While the criminal complaint is full of chilling new details that shed some light on how Patterson managed to dupe law enforcement, plenty of questions linger, particularly in regards to motive. Both Patterson and Jayme told police that he trapped her under his bed whenever he had guests or errands to run, blocking her from crawling out with weighted bags and heavy objects, threatening to hurt her if she tried. Otherwise, the criminal complaint contains very little information about what occurred inside the home during Jayme’s three months in captivity, including any specific allegations that might shed light on Patterson’s motive for kidnapping a barely teenage girl. While Patterson’s alleged confession makes clear that Jayme was his target, no rape or sexual assault-related charges have been filed.
Patterson did not attend his arraignment, but appeared in court and watched the brief proceedings via video from the Barron County Jail, where he is being held on $5 million bail.

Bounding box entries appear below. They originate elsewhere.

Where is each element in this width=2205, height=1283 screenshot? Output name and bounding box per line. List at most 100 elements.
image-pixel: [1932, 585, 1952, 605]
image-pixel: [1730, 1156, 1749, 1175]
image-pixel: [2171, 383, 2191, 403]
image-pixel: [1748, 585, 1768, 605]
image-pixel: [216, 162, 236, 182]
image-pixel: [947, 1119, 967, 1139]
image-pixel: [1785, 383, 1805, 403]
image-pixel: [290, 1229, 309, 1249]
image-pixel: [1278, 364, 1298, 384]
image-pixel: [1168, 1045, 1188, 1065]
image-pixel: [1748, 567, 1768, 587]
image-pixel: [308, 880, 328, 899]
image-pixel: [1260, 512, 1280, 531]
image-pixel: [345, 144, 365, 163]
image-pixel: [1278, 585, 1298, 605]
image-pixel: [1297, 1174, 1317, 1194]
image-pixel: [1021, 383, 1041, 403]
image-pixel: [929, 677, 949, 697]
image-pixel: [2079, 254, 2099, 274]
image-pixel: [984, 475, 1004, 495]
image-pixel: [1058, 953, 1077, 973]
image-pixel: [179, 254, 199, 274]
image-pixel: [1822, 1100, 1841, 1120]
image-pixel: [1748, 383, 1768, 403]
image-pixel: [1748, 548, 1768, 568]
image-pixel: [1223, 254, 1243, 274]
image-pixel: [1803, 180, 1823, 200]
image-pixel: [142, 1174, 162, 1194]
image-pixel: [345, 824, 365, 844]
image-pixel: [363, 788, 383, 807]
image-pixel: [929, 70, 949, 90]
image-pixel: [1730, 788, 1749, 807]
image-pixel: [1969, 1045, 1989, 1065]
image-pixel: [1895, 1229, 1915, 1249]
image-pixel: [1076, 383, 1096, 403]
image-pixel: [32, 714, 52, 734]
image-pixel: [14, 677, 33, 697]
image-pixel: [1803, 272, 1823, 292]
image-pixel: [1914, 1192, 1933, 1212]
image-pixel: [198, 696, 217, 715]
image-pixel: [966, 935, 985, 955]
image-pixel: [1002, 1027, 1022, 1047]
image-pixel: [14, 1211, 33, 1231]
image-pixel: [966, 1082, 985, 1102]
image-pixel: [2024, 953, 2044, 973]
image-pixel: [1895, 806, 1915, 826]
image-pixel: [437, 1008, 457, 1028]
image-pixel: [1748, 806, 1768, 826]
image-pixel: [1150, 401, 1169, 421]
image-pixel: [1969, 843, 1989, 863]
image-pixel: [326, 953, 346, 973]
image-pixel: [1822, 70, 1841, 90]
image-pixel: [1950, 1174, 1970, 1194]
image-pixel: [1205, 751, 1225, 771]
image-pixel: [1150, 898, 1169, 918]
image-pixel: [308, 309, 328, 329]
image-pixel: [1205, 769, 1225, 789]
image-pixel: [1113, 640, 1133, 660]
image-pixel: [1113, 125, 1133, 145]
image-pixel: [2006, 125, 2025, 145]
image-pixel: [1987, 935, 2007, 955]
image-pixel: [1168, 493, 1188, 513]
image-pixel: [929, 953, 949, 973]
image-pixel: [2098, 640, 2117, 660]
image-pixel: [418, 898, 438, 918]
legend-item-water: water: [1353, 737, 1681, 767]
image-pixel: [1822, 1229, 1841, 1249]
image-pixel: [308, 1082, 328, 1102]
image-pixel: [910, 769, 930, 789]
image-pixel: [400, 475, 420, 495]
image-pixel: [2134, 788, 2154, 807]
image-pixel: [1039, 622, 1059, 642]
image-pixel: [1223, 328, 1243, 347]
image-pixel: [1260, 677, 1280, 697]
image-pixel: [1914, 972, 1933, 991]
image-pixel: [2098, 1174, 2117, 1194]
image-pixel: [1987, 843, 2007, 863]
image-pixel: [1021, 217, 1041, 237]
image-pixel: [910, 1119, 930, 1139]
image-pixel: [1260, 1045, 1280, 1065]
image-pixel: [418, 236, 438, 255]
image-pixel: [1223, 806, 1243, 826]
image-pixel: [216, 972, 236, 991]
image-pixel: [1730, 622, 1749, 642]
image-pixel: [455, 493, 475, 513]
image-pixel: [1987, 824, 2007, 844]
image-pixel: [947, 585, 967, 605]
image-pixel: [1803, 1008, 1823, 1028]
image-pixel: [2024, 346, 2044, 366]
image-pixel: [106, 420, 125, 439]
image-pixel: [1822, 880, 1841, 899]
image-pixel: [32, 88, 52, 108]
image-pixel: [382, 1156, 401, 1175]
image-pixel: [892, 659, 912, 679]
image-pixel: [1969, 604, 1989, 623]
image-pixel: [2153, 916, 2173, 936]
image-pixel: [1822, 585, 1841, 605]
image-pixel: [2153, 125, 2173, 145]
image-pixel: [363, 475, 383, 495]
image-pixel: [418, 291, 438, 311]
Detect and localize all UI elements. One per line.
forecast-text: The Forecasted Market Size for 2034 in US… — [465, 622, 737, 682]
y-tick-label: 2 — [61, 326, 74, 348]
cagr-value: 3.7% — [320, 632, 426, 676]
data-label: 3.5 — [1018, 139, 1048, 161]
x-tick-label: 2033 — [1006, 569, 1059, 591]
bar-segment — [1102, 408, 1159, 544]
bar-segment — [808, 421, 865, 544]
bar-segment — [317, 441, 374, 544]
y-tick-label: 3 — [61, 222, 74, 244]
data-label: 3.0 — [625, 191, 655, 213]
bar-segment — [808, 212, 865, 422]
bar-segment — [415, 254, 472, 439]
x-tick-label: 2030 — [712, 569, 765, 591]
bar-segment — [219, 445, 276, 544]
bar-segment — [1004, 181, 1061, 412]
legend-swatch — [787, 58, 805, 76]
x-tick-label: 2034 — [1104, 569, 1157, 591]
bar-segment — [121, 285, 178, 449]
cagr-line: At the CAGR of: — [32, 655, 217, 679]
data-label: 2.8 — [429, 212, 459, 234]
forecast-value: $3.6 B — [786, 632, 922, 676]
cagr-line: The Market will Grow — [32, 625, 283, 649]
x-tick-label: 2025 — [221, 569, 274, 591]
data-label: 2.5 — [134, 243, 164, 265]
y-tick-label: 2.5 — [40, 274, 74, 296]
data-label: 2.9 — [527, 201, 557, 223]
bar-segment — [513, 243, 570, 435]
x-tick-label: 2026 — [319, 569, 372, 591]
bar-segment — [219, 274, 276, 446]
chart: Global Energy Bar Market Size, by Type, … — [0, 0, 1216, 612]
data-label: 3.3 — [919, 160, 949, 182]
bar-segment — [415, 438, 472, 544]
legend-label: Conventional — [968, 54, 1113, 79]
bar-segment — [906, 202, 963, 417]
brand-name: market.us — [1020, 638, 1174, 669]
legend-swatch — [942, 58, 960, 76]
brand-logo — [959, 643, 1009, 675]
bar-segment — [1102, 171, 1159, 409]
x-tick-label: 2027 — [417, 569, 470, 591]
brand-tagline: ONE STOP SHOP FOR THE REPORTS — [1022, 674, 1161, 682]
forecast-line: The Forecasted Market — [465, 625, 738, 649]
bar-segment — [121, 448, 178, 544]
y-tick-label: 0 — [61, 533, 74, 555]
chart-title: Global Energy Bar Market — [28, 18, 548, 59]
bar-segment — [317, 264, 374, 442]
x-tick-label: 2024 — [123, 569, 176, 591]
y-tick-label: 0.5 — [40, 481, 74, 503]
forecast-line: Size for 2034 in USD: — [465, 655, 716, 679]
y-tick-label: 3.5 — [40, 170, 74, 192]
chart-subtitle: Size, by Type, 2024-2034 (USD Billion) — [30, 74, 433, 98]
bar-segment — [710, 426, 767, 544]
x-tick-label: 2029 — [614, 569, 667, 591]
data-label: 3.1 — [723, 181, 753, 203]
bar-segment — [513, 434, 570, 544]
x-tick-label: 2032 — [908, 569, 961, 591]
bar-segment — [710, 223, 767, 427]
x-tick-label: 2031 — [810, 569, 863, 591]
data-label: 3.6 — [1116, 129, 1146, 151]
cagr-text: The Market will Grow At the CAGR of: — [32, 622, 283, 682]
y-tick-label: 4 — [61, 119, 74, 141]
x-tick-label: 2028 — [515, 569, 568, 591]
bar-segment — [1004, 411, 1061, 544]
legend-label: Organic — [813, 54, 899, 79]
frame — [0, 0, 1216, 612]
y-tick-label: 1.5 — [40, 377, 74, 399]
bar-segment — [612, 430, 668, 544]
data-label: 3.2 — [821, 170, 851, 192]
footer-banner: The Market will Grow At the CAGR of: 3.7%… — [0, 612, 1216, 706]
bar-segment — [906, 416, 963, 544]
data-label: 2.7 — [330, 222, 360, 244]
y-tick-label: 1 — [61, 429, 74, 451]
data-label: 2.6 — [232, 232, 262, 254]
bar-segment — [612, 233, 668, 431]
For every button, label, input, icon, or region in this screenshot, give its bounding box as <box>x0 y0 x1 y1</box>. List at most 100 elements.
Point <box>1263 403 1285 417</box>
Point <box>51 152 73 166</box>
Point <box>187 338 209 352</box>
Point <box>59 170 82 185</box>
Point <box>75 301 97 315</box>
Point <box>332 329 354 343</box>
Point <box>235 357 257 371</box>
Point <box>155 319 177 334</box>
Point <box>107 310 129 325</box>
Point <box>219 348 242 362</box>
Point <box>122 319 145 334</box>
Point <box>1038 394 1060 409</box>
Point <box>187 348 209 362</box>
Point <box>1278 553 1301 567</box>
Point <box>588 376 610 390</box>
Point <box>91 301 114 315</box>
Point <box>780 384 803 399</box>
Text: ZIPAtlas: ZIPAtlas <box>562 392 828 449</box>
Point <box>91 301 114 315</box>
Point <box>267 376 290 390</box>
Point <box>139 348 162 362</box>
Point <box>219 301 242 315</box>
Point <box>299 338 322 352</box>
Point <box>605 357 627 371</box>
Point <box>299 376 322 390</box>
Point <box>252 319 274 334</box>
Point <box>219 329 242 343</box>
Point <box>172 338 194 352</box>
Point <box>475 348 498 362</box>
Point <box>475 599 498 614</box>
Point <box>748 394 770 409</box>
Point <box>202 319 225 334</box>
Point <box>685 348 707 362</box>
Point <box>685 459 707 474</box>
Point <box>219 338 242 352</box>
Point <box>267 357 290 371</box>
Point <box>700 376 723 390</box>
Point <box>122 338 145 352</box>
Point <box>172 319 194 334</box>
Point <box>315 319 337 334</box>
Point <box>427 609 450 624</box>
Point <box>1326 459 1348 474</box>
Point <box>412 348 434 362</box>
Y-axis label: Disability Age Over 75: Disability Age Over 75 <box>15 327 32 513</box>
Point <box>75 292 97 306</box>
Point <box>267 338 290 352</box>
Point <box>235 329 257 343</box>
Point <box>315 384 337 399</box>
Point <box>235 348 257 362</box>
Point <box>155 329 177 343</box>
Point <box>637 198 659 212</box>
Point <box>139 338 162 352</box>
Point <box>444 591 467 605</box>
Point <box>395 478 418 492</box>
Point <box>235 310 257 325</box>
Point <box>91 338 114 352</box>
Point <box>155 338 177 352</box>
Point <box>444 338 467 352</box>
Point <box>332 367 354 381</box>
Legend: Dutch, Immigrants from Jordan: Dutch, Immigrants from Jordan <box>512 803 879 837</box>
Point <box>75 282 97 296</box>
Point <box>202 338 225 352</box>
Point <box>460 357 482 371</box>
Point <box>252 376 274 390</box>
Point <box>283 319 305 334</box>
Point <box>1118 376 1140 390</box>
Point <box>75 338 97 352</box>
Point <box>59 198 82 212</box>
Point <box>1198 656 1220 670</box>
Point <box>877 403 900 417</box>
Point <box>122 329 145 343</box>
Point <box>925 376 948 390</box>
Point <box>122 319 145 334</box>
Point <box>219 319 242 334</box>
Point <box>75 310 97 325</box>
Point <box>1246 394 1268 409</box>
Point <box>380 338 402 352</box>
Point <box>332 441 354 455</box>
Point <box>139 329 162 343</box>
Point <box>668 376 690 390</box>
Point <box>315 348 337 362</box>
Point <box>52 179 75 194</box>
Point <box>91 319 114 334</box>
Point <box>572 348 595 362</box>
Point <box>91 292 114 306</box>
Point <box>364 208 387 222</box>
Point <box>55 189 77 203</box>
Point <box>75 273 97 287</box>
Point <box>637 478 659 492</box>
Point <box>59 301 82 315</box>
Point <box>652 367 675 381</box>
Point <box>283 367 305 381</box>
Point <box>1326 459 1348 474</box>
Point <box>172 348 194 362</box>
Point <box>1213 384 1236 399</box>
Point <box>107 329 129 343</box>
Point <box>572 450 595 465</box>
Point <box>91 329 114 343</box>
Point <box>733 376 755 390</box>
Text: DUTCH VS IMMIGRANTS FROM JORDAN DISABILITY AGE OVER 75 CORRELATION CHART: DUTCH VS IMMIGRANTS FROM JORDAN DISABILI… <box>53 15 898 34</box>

“Mr. Patterson’s feelings are consistent with what you would believe of someone involved with these allegations, he’s in a single cell in a Barron Co. Jail and his feelings are appropriate for those times and circumstances,” said attorney Charles Glynn after meeting with his client on Sunday.
Jayme Closs has since been reunited with her extended family of aunts, uncles and cousins, as well as her beloved dog.